Question

A point charge $+ 20\mu C$ is at a distance $6\,cm$ directly above the centre of a square of the side $12\,cm$ as shown in the figure. The magnitude of electric flux through the square is

A) $2.5 \times {10^6}\,N{m^2}{C^{ - 1}}$
B) $3.8 \times {10^6}\,N{m^2}{C^{ - 1}}$
C) $4.2 \times {10^6}\,N{m^2}{C^{ - 1}}$
D)$2.9 \times {10^6}\,N{m^2}{C^{ - 1}}$

Answer 1

In this solution, we will use the relation of Gauss’s law to determine the flux through the surface given to us. The surface gives us one of the sides of a cube through which the entire flux will pass.
Formula used: In this solution, we will use the following formula:
Flux due to a charge $q$: $\phi = \dfrac{q}{{{\varepsilon _0}}}$

Complete step by step answer:
In the configuration given to us, a charge $q$ is placed above a surface given to us. The flux given from this charge will be determined from Gauss’s law as:
$\phi = \dfrac{q}{{{\varepsilon _0}}}$
Now, this flux will be emitted in all directions equally. To find the flux through the surface given to us, we can think of the charge being surrounded by a cube of side 12 centimeters. Then the flux through the cube will be
$\phi = \dfrac{q}{{{\varepsilon _0}}}$
Since the flux is equally distributed, the flux through the one surface will be $1/6th$ of the total flux as the cube has six sides.
This implies that the flux through one surface will be
$\phi = \dfrac{q}{{6{\varepsilon _0}}}$
Substituting the value of charge $q = 20\,\mu C = 20 \times {10^{ - 6}}C$ and ${\varepsilon _0} = 8.85 \times {10^{ - 12}}$, we get
$\phi = \dfrac{{20 \times {{10}^{ - 6}}}}{{6\left( {8.85 \times {{10}^{ - 12}}} \right)}}$
This can be simplified to:

$\phi = 3.8 \times {10^5}\,N{m^2}{C^{ - 1}}$ which corresponds to option (B).
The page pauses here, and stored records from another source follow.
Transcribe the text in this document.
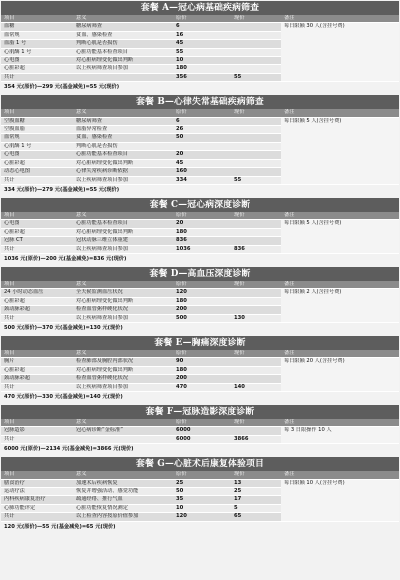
套餐 A—冠心病基础疾病筛查
项目	意义	原价	现价	备注
血糖	糖尿病筛查	6		每日限额 30 人(含挂号费)
血常规	贫血、感染检查	16		
血脂 1 号	判断心肌是否损伤	45		
心肌酶 1 号	心脏功能基本检查项目	55		
心电图	对心脏病理变化做出判断	10		
心脏彩超	以上疾病筛查项目参加	180		
共计		356	55	
354 元(原价)—299 元(基金减免)=55 元(现价)
套餐 B—心律失常基础疾病筛查
项目	意义	原价	现价	备注
空腹血糖	糖尿病筛查	6		每日限额 5 人(含挂号费)
空腹血脂	血脂异常检查	26		
血常规	贫血、感染检查	50		
心肌酶 1 号	判断心肌是否损伤			
心电图	心脏功能基本检查项目	20		
心脏彩超	对心脏病理变化做出判断	45		
动态心电图	心律失常疾病诊断依据	160		
共计	以上疾病筛查项目参加	334	55	
334 元(原价)—279 元(基金减免)=55 元(现价)
套餐 C—冠心病深度诊断
项目	意义	原价	现价	备注
心电图	心脏功能基本检查项目	20		每日限额 5 人(含挂号费)
心脏彩超	对心脏病理变化做出判断	180		
冠脉 CT	冠状动脉三维立体重建	836		
共计	以上疾病筛查项目参加	1036	836	
1036 元(原价)—200 元(基金减免)=836 元(现价)
套餐 D—高血压深度诊断
项目	意义	原价	现价	备注
24 小时动态血压	全天候监测血压状况	120		每日限额 2 人(含挂号费)
心脏彩超	对心脏病理变化做出判断	180		
颈动脉彩超	检查血管粥样硬化状况	200		
共计	以上疾病筛查项目参加	500	130	
500 元(原价)—370 元(基金减免)=130 元(现价)
套餐 E—胸痛深度诊断
项目	意义	原价	现价	备注
胸片	检查肺部及胸腔内部状况	90		每日限额 20 人(含挂号费)
心脏彩超	对心脏病理变化做出判断	180		
颈动脉彩超	检查血管粥样硬化状况	200		
共计	以上疾病筛查项目参加	470	140	
470 元(原价)—330 元(基金减免)=140 元(现价)
套餐 F—冠脉造影深度诊断
项目	意义	原价	现价	备注
冠脉造影	冠心病诊断“金标准”	6000		每 3 日限操作 10 人
共计		6000	3866	
6000 元(原价)—2134 元(基金减免)=3866 元(现价)
套餐 G—心脏术后康复体验项目
项目	意义	原价	现价	备注
膳食治疗	加速术后疾病恢复	25	13	每日限额 10 人(含挂号费)
运动疗法	恢复并增强活动、感觉功能	50	25	
内科疾病康复治疗	疏通经络、推行气血	35	17	
心肺功能评定	心脏功能恢复情况测定	10	5	
共计	以上检查内容按原价值参加	120	65	
120 元(原价)—55 元(基金减免)=65 元(现价)
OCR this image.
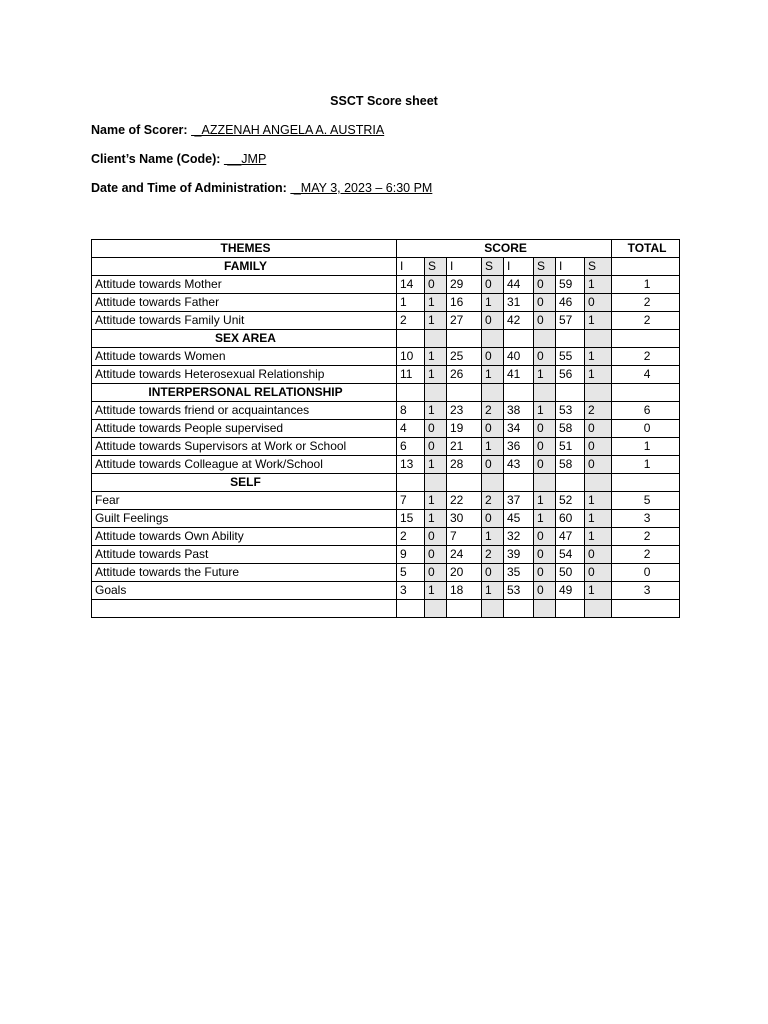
SSCT Score sheet
Name of Scorer:  _AZZENAH ANGELA A. AUSTRIA
Client’s Name (Code):  __JMP
Date and Time of Administration:  _MAY 3, 2023 – 6:30 PM
THEMES	SCORE								TOTAL
FAMILY	I	S	I	S	I	S	I	S	
Attitude towards Mother	14	0	29	0	44	0	59	1	1
Attitude towards Father	1	1	16	1	31	0	46	0	2
Attitude towards Family Unit	2	1	27	0	42	0	57	1	2
SEX AREA									
Attitude towards Women	10	1	25	0	40	0	55	1	2
Attitude towards Heterosexual Relationship	11	1	26	1	41	1	56	1	4
INTERPERSONAL RELATIONSHIP									
Attitude towards friend or acquaintances	8	1	23	2	38	1	53	2	6
Attitude towards People supervised	4	0	19	0	34	0	58	0	0
Attitude towards Supervisors at Work or School	6	0	21	1	36	0	51	0	1
Attitude towards Colleague at Work/School	13	1	28	0	43	0	58	0	1
SELF									
Fear	7	1	22	2	37	1	52	1	5
Guilt Feelings	15	1	30	0	45	1	60	1	3
Attitude towards Own Ability	2	0	7	1	32	0	47	1	2
Attitude towards Past	9	0	24	2	39	0	54	0	2
Attitude towards the Future	5	0	20	0	35	0	50	0	0
Goals	3	1	18	1	53	0	49	1	3
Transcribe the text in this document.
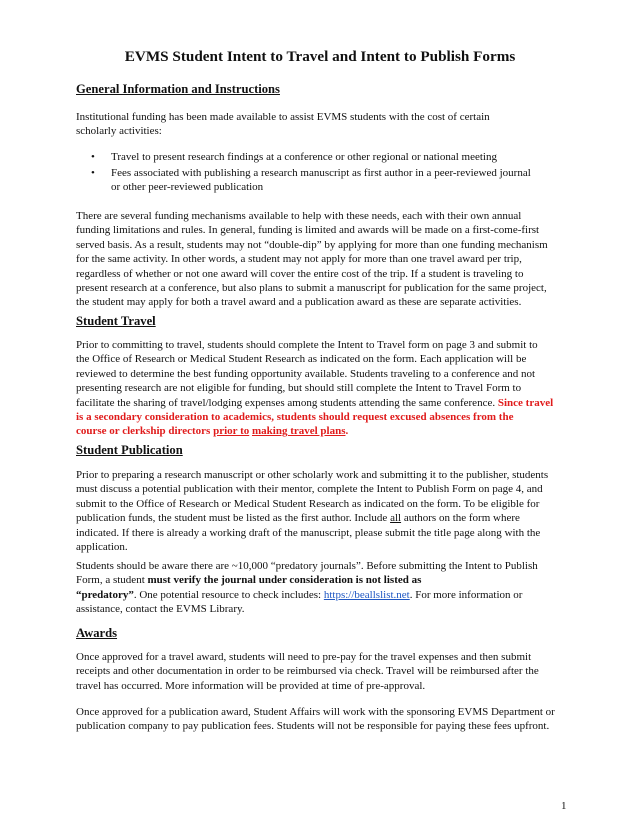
EVMS Student Intent to Travel and Intent to Publish Forms
General Information and Instructions

Institutional funding has been made available to assist EVMS students with the cost of certain
scholarly activities:

• Travel to present research findings at a conference or other regional or national meeting

• Fees associated with publishing a research manuscript as first author in a peer-reviewed journal
or other peer-reviewed publication

There are several funding mechanisms available to help with these needs, each with their own annual
funding limitations and rules. In general, funding is limited and awards will be made on a first-come-first
served basis. As a result, students may not “double-dip” by applying for more than one funding mechanism
for the same activity. In other words, a student may not apply for more than one travel award per trip,
regardless of whether or not one award will cover the entire cost of the trip. If a student is traveling to
present research at a conference, but also plans to submit a manuscript for publication for the same project,
the student may apply for both a travel award and a publication award as these are separate activities.

Student Travel

Prior to committing to travel, students should complete the Intent to Travel form on page 3 and submit to
the Office of Research or Medical Student Research as indicated on the form. Each application will be
reviewed to determine the best funding opportunity available. Students traveling to a conference and not
presenting research are not eligible for funding, but should still complete the Intent to Travel Form to
facilitate the sharing of travel/lodging expenses among students attending the same conference. Since travel
is a secondary consideration to academics, students should request excused absences from the
course or clerkship directors prior to making travel plans.

Student Publication

Prior to preparing a research manuscript or other scholarly work and submitting it to the publisher, students
must discuss a potential publication with their mentor, complete the Intent to Publish Form on page 4, and
submit to the Office of Research or Medical Student Research as indicated on the form. To be eligible for
publication funds, the student must be listed as the first author. Include all authors on the form where
indicated. If there is already a working draft of the manuscript, please submit the title page along with the
application.

Students should be aware there are ~10,000 “predatory journals”. Before submitting the Intent to Publish
Form, a student must verify the journal under consideration is not listed as
“predatory”. One potential resource to check includes: https://beallslist.net. For more information or
assistance, contact the EVMS Library.

Awards

Once approved for a travel award, students will need to pre-pay for the travel expenses and then submit
receipts and other documentation in order to be reimbursed via check. Travel will be reimbursed after the
travel has occurred. More information will be provided at time of pre-approval.

Once approved for a publication award, Student Affairs will work with the sponsoring EVMS Department or
publication company to pay publication fees. Students will not be responsible for paying these fees upfront.

1
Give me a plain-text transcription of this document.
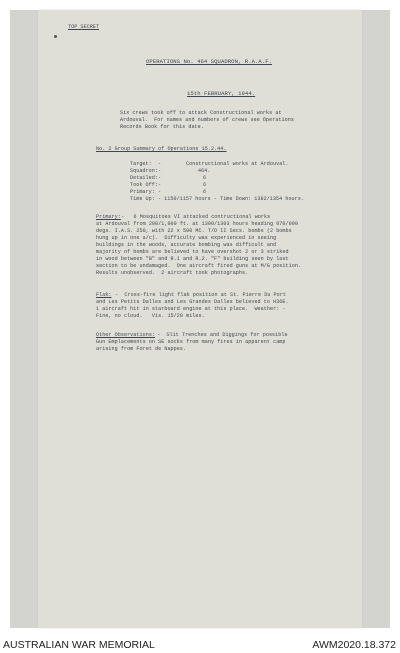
TOP SECRET
OPERATIONS No. 464 SQUADRON, R.A.A.F.
15th FEBRUARY, 1944.
Six crews took off to attack Constructional works at
Ardouval.  For names and numbers of crews see Operations
Records Book for this date.
No. 2 Group Summary of Operations 15.2.44.
Target:  -	Constructional works at Ardouval.
Squadron:-	464.
Detailed:-	6
Took Off:-	6
Primary: -	6
Time Up: - 1150/1157 hours - Time Down: 1382/1354 hours.
Primary:
-   6 Mosquitoes VI attacked contructional works
at Ardouval from 200/1,000 ft. at 1300/1303 hours heading 070/090
degs. I.A.S. 250, with 22 x 500 MC. T/D II Secs. bombs (2 bombs
hung up in one a/c).  Difficulty was experienced in seeing
buildings in the woods, accurate bombing was difficult and
majority of bombs are believed to have overshot 2 or 3 striked
in wood between "B" and R.1 and R.2. "F" building seen by last
section to be undamaged.  One aircraft fired guns at M/G position.
Results unobserved.  2 aircraft took photographs.
Flak: -  Cross-fire light flak position at St. Pierre Du Port
and Les Petits Dalles and Les Grandes Dalles believed to H36E.
1 aircraft hit in starboard engine at this place.  Weather: -
Fine, no cloud.   Vis. 15/20 miles.
Other Observations:
-  Slit Trenches and Diggings for possible
Gun Emplacements on SE socks from many fires in apparent camp
arising from Foret de Nappes.
AUSTRALIAN WAR MEMORIAL	AWM2020.18.372
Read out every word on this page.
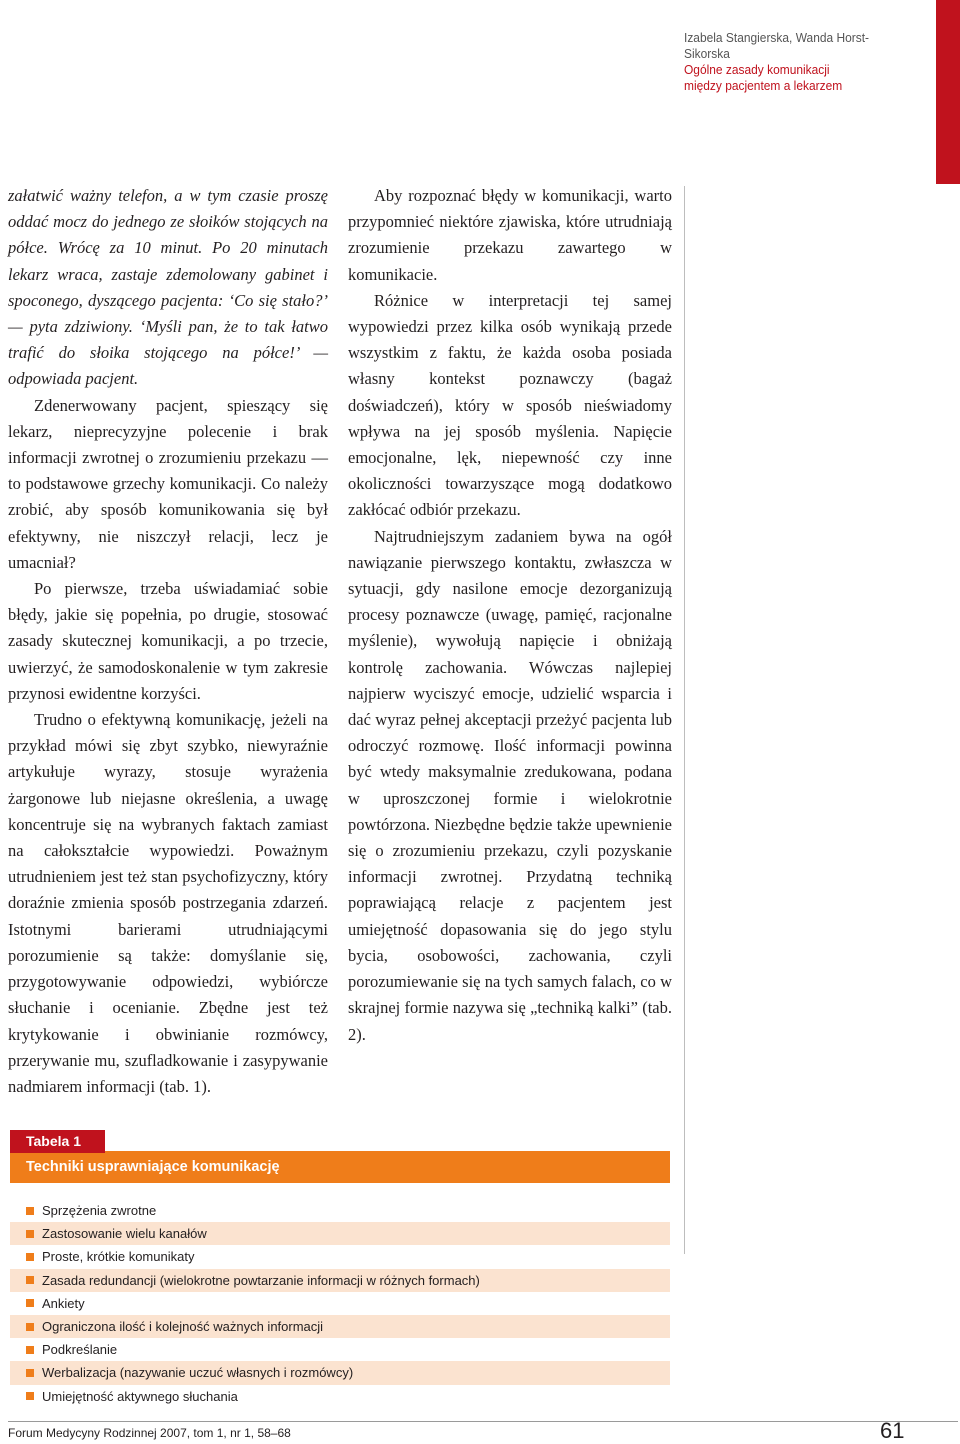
Izabela Stangierska, Wanda Horst-Sikorska
Ogólne zasady komunikacji
między pacjentem a lekarzem

załatwić ważny telefon, a w tym czasie proszę oddać mocz do jednego ze słoików stojących na półce. Wrócę za 10 minut. Po 20 minutach lekarz wraca, zastaje zdemolowany gabinet i spoconego, dyszącego pacjenta: ‘Co się stało?’ — pyta zdziwiony. ‘Myśli pan, że to tak łatwo trafić do słoika stojącego na półce!’ — odpowiada pacjent.

Zdenerwowany pacjent, spieszący się lekarz, nieprecyzyjne polecenie i brak informacji zwrotnej o zrozumieniu przekazu — to podstawowe grzechy komunikacji. Co należy zrobić, aby sposób komunikowania się był efektywny, nie niszczył relacji, lecz je umacniał?

Po pierwsze, trzeba uświadamiać sobie błędy, jakie się popełnia, po drugie, stosować zasady skutecznej komunikacji, a po trzecie, uwierzyć, że samodoskonalenie w tym zakresie przynosi ewidentne korzyści.

Trudno o efektywną komunikację, jeżeli na przykład mówi się zbyt szybko, niewyraźnie artykułuje wyrazy, stosuje wyrażenia żargonowe lub niejasne określenia, a uwagę koncentruje się na wybranych faktach zamiast na całokształcie wypowiedzi. Poważnym utrudnieniem jest też stan psychofizyczny, który doraźnie zmienia sposób postrzegania zdarzeń. Istotnymi barierami utrudniającymi porozumienie są także: domyślanie się, przygotowywanie odpowiedzi, wybiórcze słuchanie i ocenianie. Zbędne jest też krytykowanie i obwinianie rozmówcy, przerywanie mu, szufladkowanie i zasypywanie nadmiarem informacji (tab. 1).

Aby rozpoznać błędy w komunikacji, warto przypomnieć niektóre zjawiska, które utrudniają zrozumienie przekazu zawartego w komunikacie.

Różnice w interpretacji tej samej wypowiedzi przez kilka osób wynikają przede wszystkim z faktu, że każda osoba posiada własny kontekst poznawczy (bagaż doświadczeń), który w sposób nieświadomy wpływa na jej sposób myślenia. Napięcie emocjonalne, lęk, niepewność czy inne okoliczności towarzyszące mogą dodatkowo zakłócać odbiór przekazu.

Najtrudniejszym zadaniem bywa na ogół nawiązanie pierwszego kontaktu, zwłaszcza w sytuacji, gdy nasilone emocje dezorganizują procesy poznawcze (uwagę, pamięć, racjonalne myślenie), wywołują napięcie i obniżają kontrolę zachowania. Wówczas najlepiej najpierw wyciszyć emocje, udzielić wsparcia i dać wyraz pełnej akceptacji przeżyć pacjenta lub odroczyć rozmowę. Ilość informacji powinna być wtedy maksymalnie zredukowana, podana w uproszczonej formie i wielokrotnie powtórzona. Niezbędne będzie także upewnienie się o zrozumieniu przekazu, czyli pozyskanie informacji zwrotnej. Przydatną techniką poprawiającą relacje z pacjentem jest umiejętność dopasowania się do jego stylu bycia, osobowości, zachowania, czyli porozumiewanie się na tych samych falach, co w skrajnej formie nazywa się „techniką kalki” (tab. 2).

Tabela 1
Techniki usprawniające komunikację
Sprzężenia zwrotne
Zastosowanie wielu kanałów
Proste, krótkie komunikaty
Zasada redundancji (wielokrotne powtarzanie informacji w różnych formach)
Ankiety
Ograniczona ilość i kolejność ważnych informacji
Podkreślanie
Werbalizacja (nazywanie uczuć własnych i rozmówcy)
Umiejętność aktywnego słuchania
Forum Medycyny Rodzinnej 2007, tom 1, nr 1, 58–68	61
Note: To take the flux surface as a cube, the charge must lie at the centre of the cube. In this case, the charge is 6 centimeters away from one of the surfaces of the cube which is where the centre of the cube lies. Gauss’s law enables us to use this symmetry to directly calculate the flux through the surface as $1/6th$ of the total flux.